Our study was limited by the lack of conventional catheter angiography as
the reference standard. We therefore were unable to evaluate the diagnostic
accuracy of the described techniques. However, at our institution (as at many
others), conventional angiography is no longer routinely performed on patients
with suspected intracranial aneurysms. Therefore, the accuracy of noninvasive
cross-sectional techniques, such as contrast-enhanced MR angiography and CTA,
in a large patient cohort remains undetermined. Other limitations of this
study included a comparatively small sample size and possible selection bias
introduced by the referring physician, which likely increased the apparent
incidence of aneurysms in this population. Furthermore, contrast-enhanced MR
angiography at 3 T is more technically demanding than MDCTA. However, as
centers gain more experience, the technical challenges will be outweighed by
the ability to avoid repeated radiation exposure during longitudinal
monitoring with CTA.
Contrast-enhanced MR angiography at 3 T can be used to reliably evaluate
intracranial aneurysms with high correlation with the findings on concurrent
CTA studies. Integration of highly accelerated parallel acquisition at 3 T has
similar spatial resolution, coverage, and speed to those of MDCTA without the
known limitations of CT angiography. With attention to detail and quality
control, the diagnostic paradigm for detecting and monitoring intracranial
aneurysms may shift from CTA to contrast-enhanced MR angiography.
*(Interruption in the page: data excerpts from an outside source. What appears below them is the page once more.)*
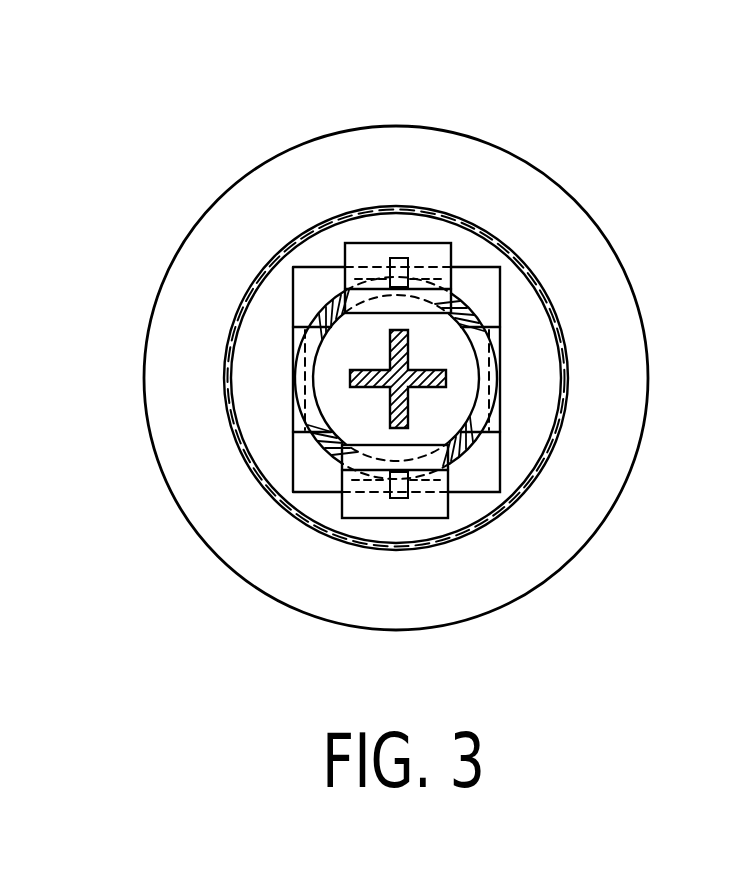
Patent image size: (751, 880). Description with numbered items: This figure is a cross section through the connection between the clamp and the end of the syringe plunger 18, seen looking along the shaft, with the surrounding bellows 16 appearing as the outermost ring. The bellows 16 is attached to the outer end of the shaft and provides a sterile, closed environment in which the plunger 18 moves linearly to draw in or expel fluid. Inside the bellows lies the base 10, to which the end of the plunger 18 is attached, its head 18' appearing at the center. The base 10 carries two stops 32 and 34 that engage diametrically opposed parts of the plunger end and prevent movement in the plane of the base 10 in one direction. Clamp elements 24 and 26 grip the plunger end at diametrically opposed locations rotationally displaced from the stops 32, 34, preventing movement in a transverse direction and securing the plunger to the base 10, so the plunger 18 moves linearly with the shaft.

The base 10 is at (309, 290).
The bellows 16 is at (446, 165).
The syringe plunger 18 is at (431, 479).
The head of the plunger 18' is at (453, 304).
The clamp element 24 is at (413, 503).
The clamp element 26 is at (365, 250).
The stop 32 is at (290, 395).
The stop 34 is at (502, 368).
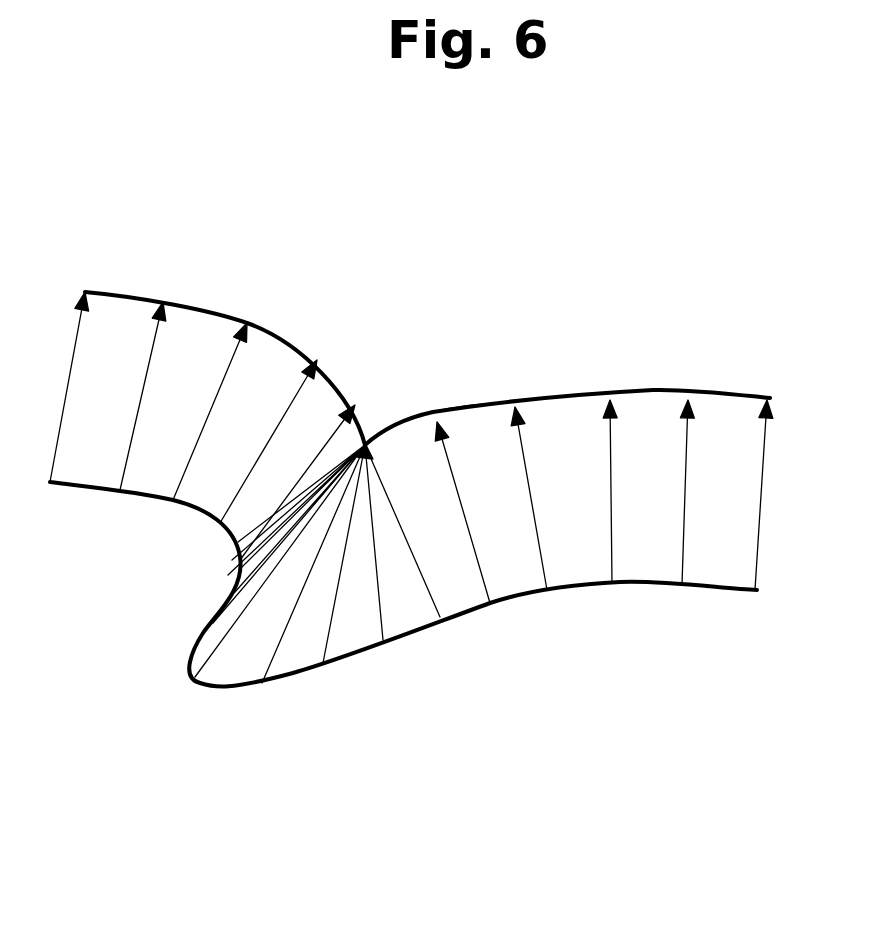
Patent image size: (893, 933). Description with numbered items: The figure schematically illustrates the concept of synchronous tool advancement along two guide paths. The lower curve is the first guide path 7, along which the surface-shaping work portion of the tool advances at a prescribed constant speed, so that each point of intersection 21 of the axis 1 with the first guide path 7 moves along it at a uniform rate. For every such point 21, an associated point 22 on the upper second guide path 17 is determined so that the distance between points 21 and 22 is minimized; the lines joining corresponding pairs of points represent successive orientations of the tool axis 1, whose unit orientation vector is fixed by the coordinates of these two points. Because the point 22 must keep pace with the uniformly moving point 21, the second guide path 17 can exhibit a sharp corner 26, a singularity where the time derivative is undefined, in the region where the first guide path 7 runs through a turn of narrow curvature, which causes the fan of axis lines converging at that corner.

The axis 1 is at (610, 490).
The first guide path 7 is at (597, 587).
The second guide path 17 is at (667, 390).
The point of intersection 21 is at (490, 603).
The point 22 is at (435, 410).
The sharp corner 26 is at (365, 445).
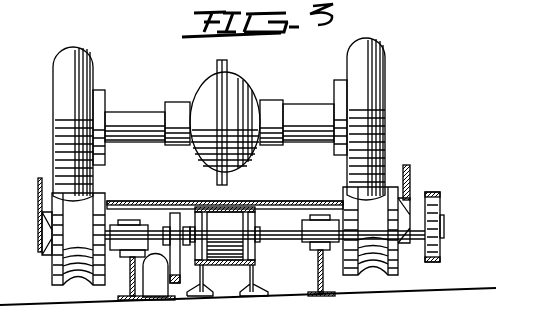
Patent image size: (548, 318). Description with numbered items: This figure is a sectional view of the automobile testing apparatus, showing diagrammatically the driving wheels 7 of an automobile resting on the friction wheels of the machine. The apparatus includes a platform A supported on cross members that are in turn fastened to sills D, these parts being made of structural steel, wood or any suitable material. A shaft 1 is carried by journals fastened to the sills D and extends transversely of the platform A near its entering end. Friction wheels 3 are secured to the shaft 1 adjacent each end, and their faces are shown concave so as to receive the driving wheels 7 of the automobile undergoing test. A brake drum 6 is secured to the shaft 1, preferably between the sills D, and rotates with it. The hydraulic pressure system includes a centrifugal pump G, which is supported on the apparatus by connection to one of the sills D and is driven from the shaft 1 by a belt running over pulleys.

The vehicle wheel 7 is at (364, 74).
The platform A is at (162, 200).
The friction wheel 3 is at (397, 200).
The shaft 1 is at (276, 233).
The brake drum 6 is at (221, 252).
The centrifugal pump G is at (155, 275).
The sill D is at (333, 282).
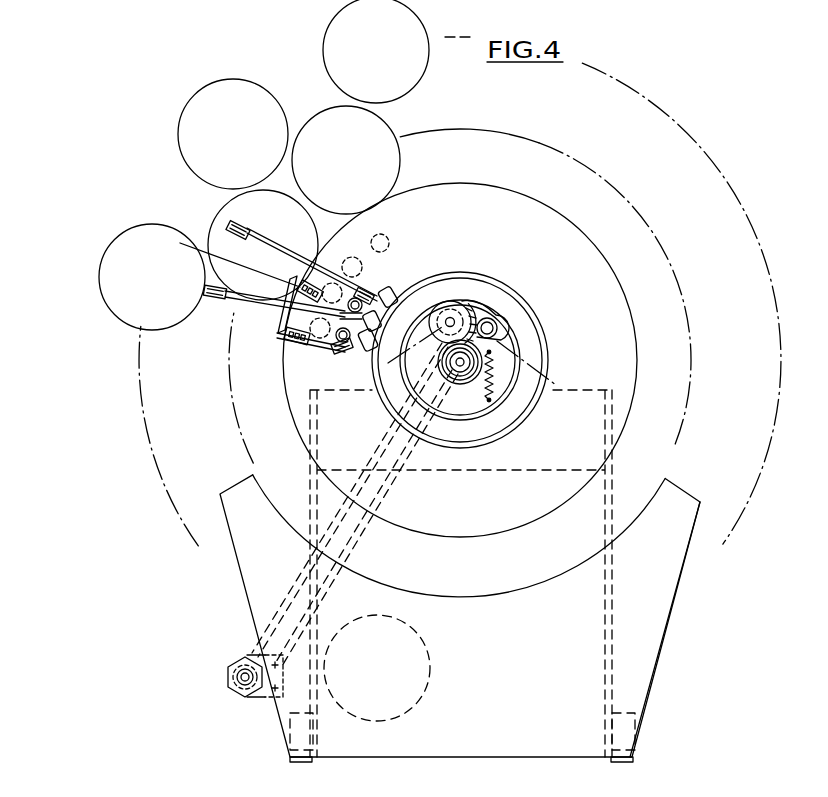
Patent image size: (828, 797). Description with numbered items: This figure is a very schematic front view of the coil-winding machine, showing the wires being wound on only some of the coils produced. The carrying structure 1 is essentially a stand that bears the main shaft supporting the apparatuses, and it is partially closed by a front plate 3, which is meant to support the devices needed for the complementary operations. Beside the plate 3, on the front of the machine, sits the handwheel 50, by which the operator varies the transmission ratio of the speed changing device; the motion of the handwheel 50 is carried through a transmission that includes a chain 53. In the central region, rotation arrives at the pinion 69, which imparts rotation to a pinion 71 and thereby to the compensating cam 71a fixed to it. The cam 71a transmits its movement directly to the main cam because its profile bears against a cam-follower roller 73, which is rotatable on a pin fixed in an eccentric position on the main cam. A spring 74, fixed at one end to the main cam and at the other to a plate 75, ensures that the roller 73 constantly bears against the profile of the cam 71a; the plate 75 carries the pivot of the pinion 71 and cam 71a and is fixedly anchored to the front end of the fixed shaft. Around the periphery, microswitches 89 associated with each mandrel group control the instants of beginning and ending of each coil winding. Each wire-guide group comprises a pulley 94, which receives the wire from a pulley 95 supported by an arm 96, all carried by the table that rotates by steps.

The carrying structure 1 is at (593, 488).
The front plate 3 is at (668, 560).
The handwheel 50 is at (229, 690).
The chain 53 is at (308, 563).
The pinion 69 is at (458, 383).
The pinion 71 is at (437, 302).
The compensating cam 71a is at (473, 300).
The cam-follower roller 73 is at (492, 322).
The spring 74 is at (494, 388).
The plate 75 is at (497, 329).
The microswitches 89 is at (367, 343).
The pulley 94 is at (337, 352).
The pulley 95 is at (203, 237).
The arm 96 is at (238, 302).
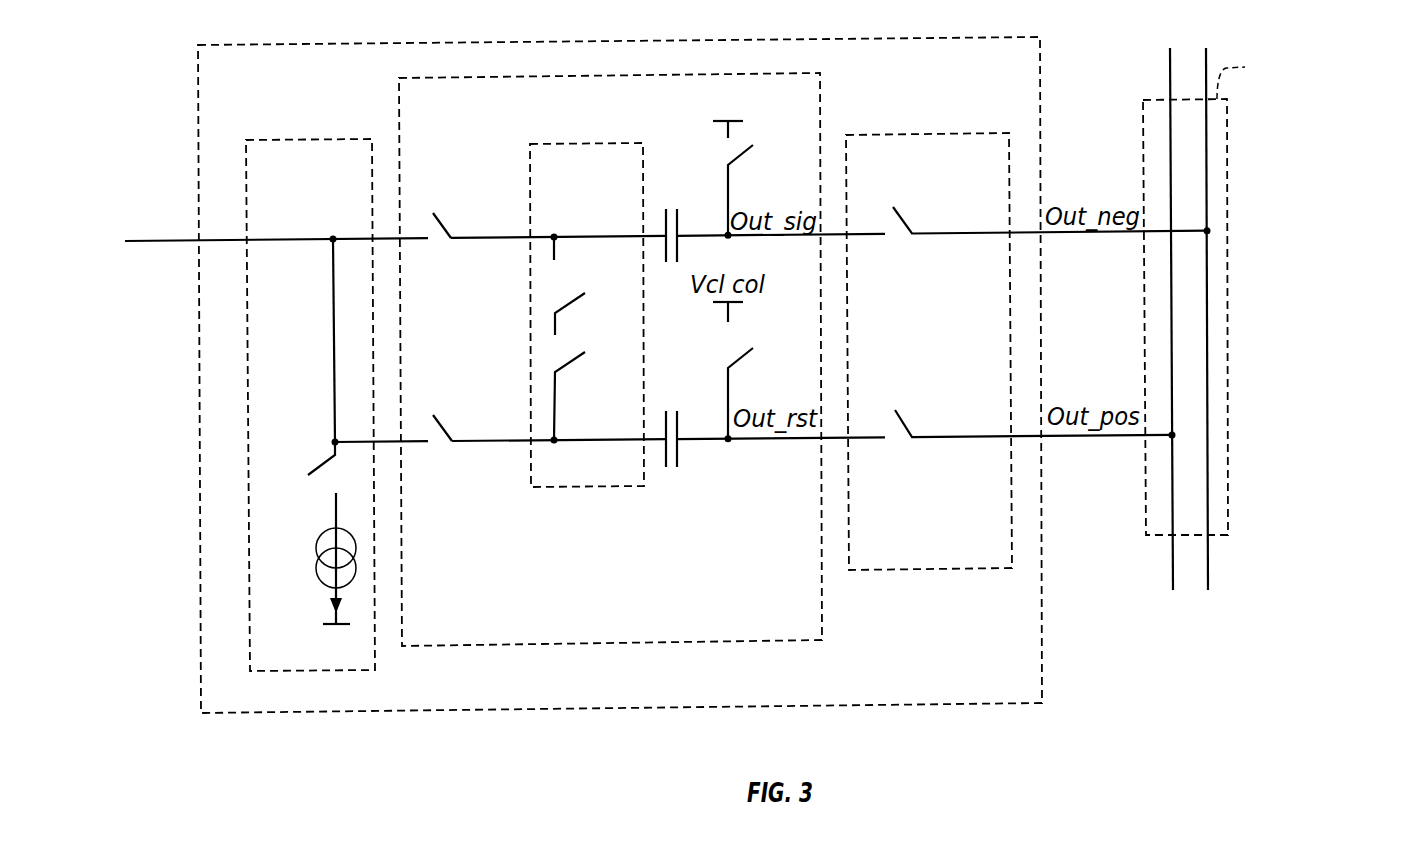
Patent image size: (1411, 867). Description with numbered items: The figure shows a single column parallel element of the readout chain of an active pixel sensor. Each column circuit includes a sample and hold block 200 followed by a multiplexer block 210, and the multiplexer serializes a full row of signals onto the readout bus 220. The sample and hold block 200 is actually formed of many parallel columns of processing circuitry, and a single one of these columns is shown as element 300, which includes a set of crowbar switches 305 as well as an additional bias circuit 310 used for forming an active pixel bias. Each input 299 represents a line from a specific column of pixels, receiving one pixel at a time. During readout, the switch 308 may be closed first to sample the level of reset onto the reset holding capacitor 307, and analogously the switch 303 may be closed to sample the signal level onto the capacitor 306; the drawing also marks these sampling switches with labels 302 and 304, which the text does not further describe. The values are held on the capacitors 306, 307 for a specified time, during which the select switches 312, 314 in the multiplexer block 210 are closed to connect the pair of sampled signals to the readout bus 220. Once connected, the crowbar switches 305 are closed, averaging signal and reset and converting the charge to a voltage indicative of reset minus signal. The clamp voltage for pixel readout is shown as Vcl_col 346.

The sample and hold block 200 is at (743, 642).
The multiplexer block 210 is at (942, 561).
The readout bus 220 is at (1228, 333).
The input 299 is at (157, 241).
The column of the sample and hold block 300 is at (463, 630).
The sample signal switch Sh_sig 302 is at (490, 240).
The switch 303 is at (433, 212).
The sample reset switch Sh_rst 304 is at (490, 443).
The crowbar switches 305 is at (608, 488).
The capacitor 306 is at (680, 247).
The reset holding capacitor 307 is at (680, 450).
The switch 308 is at (434, 415).
The bias circuit 310 is at (309, 139).
The switch 312 is at (900, 222).
The switch 314 is at (902, 426).
The clamp voltage Vcl_col 346 is at (763, 98).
In this
context, our results suggest that contrast-enhanced MR angiography at 3 T may
be the single most accurate and most informative diagnostic study. Further
clinical studies and comparison with catheter angiography will be helpful for
determining the diagnostic accuracy and clinical applications of the described
technique in a broader clinical setting.
Acknowledgments
We thank Ali Nael for contributing to the statistical analysis.